M. de Vaudreuil le reçut dans la salle des audiences, sans témoin.

— Monsieur Flambard, dit-il en offrant courtoisement un siège à son visiteur, j’ai pensé que vous ne pouviez avoir à me communiquer que des affaires de la plus grande importance ; c’est pourquoi j’ai voulu vous recevoir sans retard.

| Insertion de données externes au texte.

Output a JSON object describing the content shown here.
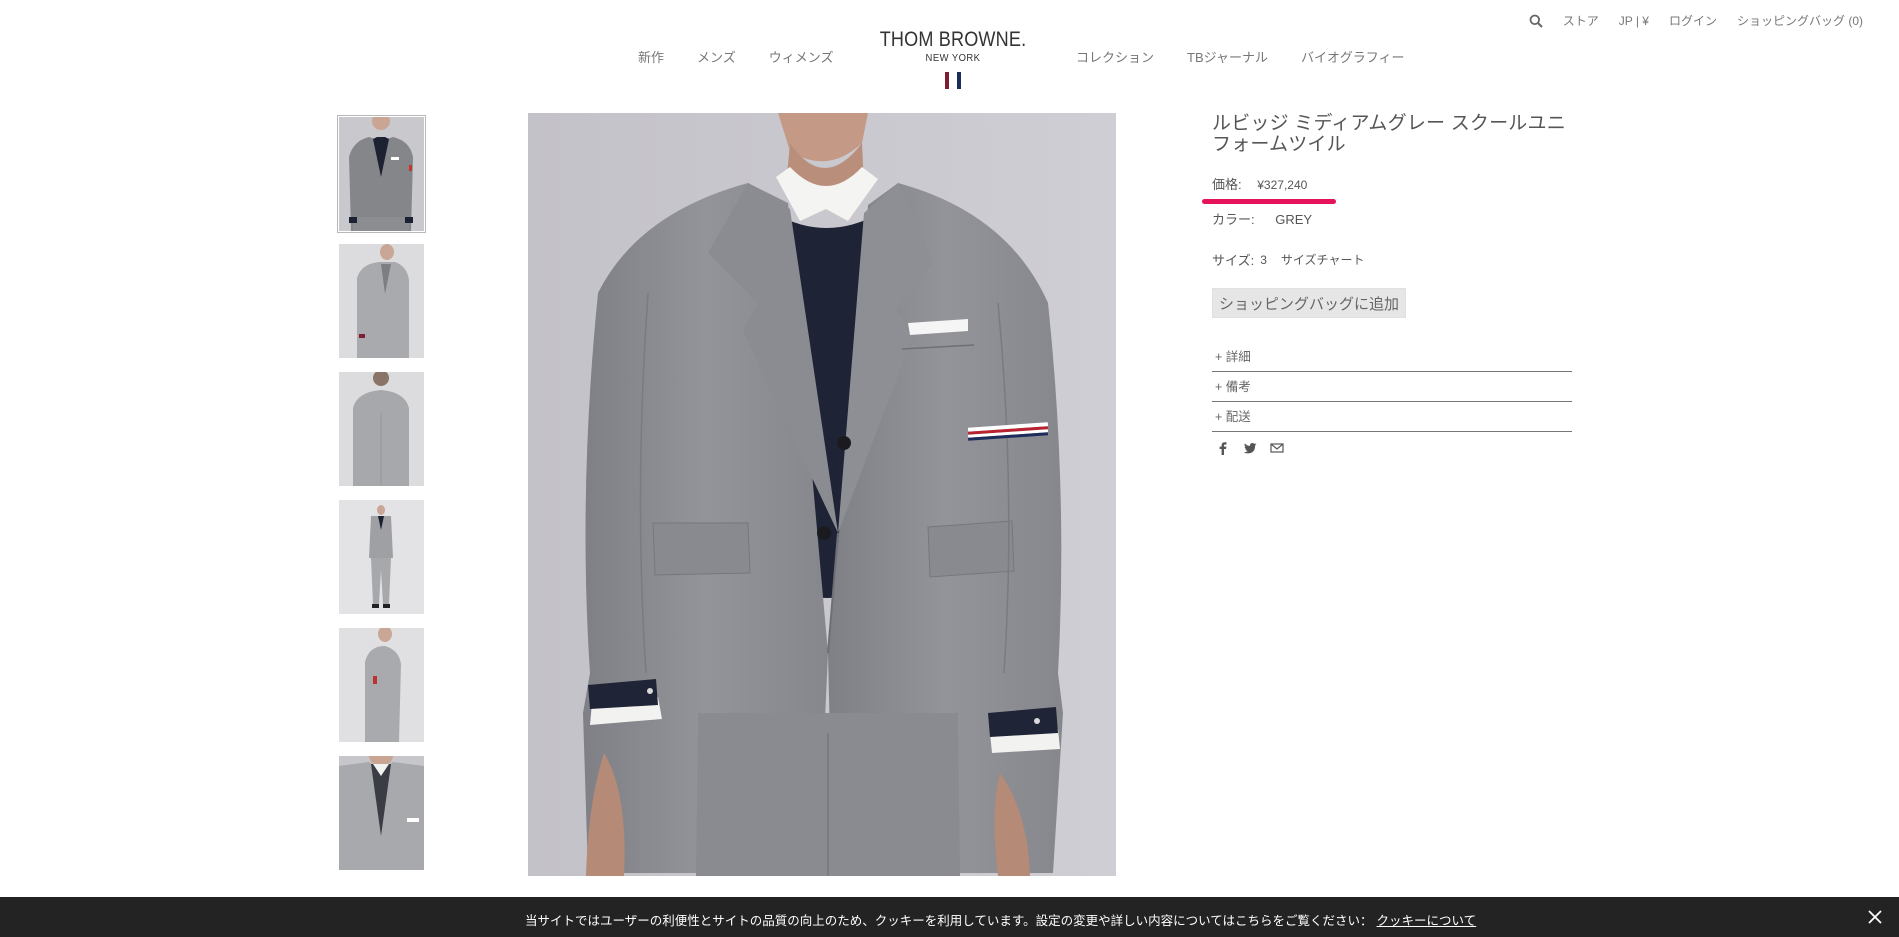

— Excellence, répondit Flambard en s’inclinant, je suis très reconnaissant de cette marque de courtoisie. Je comprends que, comme ministre du roi en ce pays, vous êtes disposé à m’accorder la même bienveillance qu’à diverses reprises notre Bien-Aimé a bien voulu me témoigner. Je vous remercie, et je désire vous assurer de mon dévouement entier et de ma gratitude. Et c’est cette gratitude, excellence, qui me fait venir à vous aujourd’hui, et me fournit l’opportunité de vous mettre au courant de certains faits dont, dans la multiplicité de vos besognes et de vos tracas, vous n’avez pu être informé.

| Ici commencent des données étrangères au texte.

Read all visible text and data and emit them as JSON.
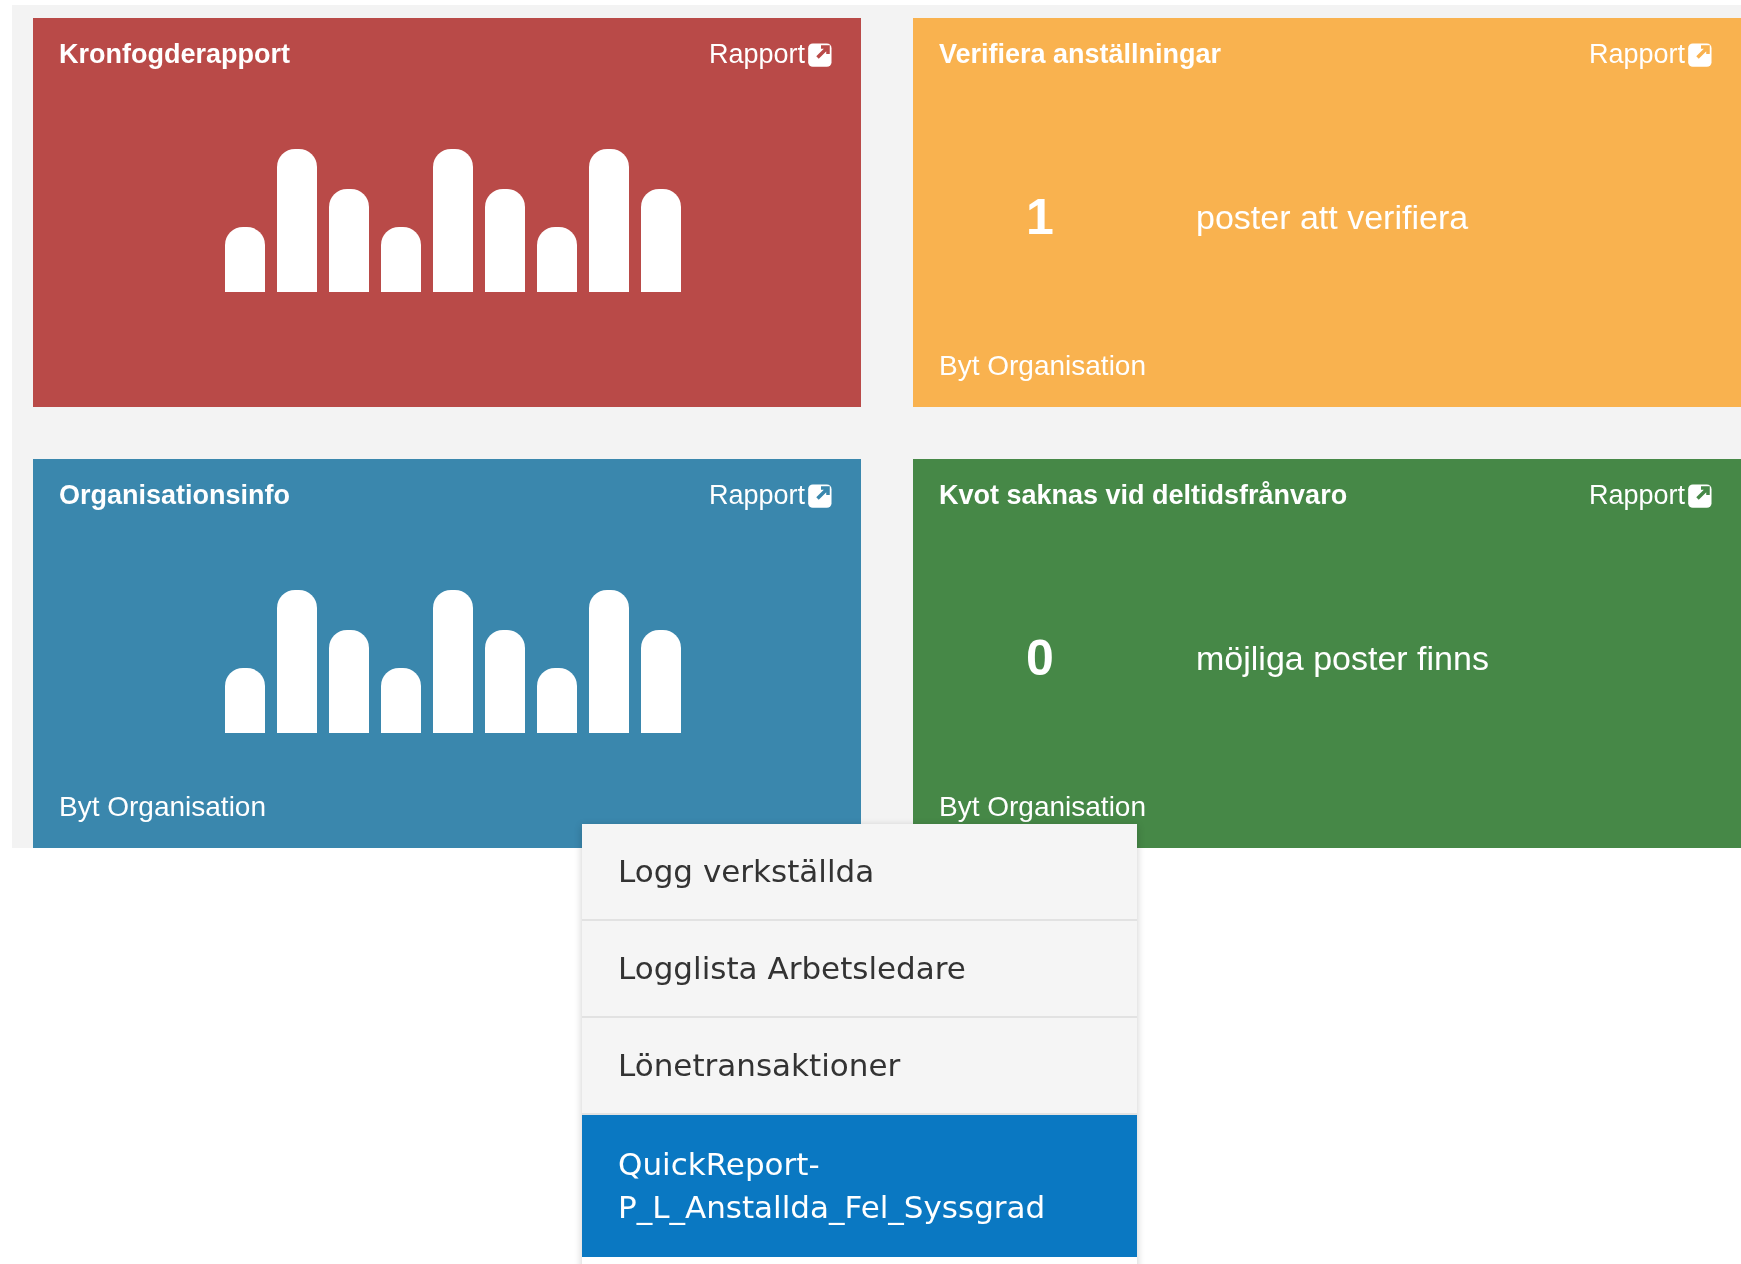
{
  "cards": [
    {
      "kind": "chart",
      "title": "Kronfogderapport",
      "link": "Rapport",
      "color": "#b94a48"
    },
    {
      "kind": "count",
      "title": "Verifiera anställningar",
      "link": "Rapport",
      "color": "#f9b24f",
      "count": "1",
      "caption": "poster att verifiera",
      "footer": "Byt Organisation"
    },
    {
      "kind": "chart",
      "title": "Organisationsinfo",
      "link": "Rapport",
      "color": "#3a87ad",
      "footer": "Byt Organisation"
    },
    {
      "kind": "count",
      "title": "Kvot saknas vid deltidsfrånvaro",
      "link": "Rapport",
      "color": "#468847",
      "count": "0",
      "caption": "möjliga poster finns",
      "footer": "Byt Organisation"
    }
  ],
  "menu": {
    "items": [
      {
        "label": "Logg verkställda",
        "selected": false
      },
      {
        "label": "Logglista Arbetsledare",
        "selected": false
      },
      {
        "label": "Lönetransaktioner",
        "selected": false
      },
      {
        "label": "QuickReport-\nP_L_Anstallda_Fel_Syssgrad",
        "selected": true
      }
    ]
  }
}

— Se passe-t-il quelque chose d’extraordinaire en cette bonne ville de Québec ? demanda M. de Vaudreuil avec beaucoup d’intérêt.

— Oui, excellence. Mais, d’abord, je me permettrai de vous instruire de la mort de monsieur de Maubertin, si vous ne l’avez déjà apprise.

— C’est vrai, j’avais été informé du trépas du comte l’automne dernier. Pauvre comte, c’était un grand serviteur du roi.

— C’était, après vous, excellence, le meilleur serviteur du roi Louis, et c’était un grand homme dont, je le crains, on ne saura reconnaître les services qu’il a rendus à la France dans l’Inde.

— Je vous crois, mon ami, sourit M. de Vaudreuil flatté par l’éloge délicat que Flambard venait de lui adresser.

— Si vous avez appris le décès du comte de Maubertin, vous n’avez pu apprendre la disparition — je n’ose dire la mort — de sa fille Héloïse, l’épouse de votre capitaine des gardes.

— Ah ! madame Vaucourt serait-elle morte aussi ? dit avec inquiétude Vaudreuil.

— Voilà ce que je ne saurais affirmer. Mais, une chose sûre, elle a été enlevée de sa demeure au mois de juillet dernier, en pleine nuit, par des inconnus. Et comme témoin de ce rapt, j’ai le père Croquelin qui fut bâillonné, garrotté et mis dans l’impossibilité d’empêcher le crime. Monsieur le marquis, madame Vaucourt a été enlevée avec son enfant.

— Avec son enfant ! s’écria Vaudreuil avec surprise. Mais il y a déjà longtemps, si l’affaire s’est passée au mois de juillet ! Avez-vous fait des recherches ?

— J’ai fouillé la ville de fond en comble, inutilement.

— N’avez-vous pas confié l’affaire au lieutenant de police et à monsieur l’intendant ?

Flambard se mit à rire.

Vaudreuil le regarda avec étonnement.

— Pardonnez-moi, excellence, mais je vois que nous ne nous entendons pas. Je vous ai dit que j’ai fouillé tout Québec, hormis quelques maisons que je n’ai pu visiter, entre autres celle de…

Flambard parut hésiter et regarda profondément le marquis.

— Parlez ! dit M. de Vaudreuil.

— La maison de l’Intendant, acheva Flambard.

— Mais vous n’allez pas soupçonner monsieur l’intendant ? se récria Vaudreuil.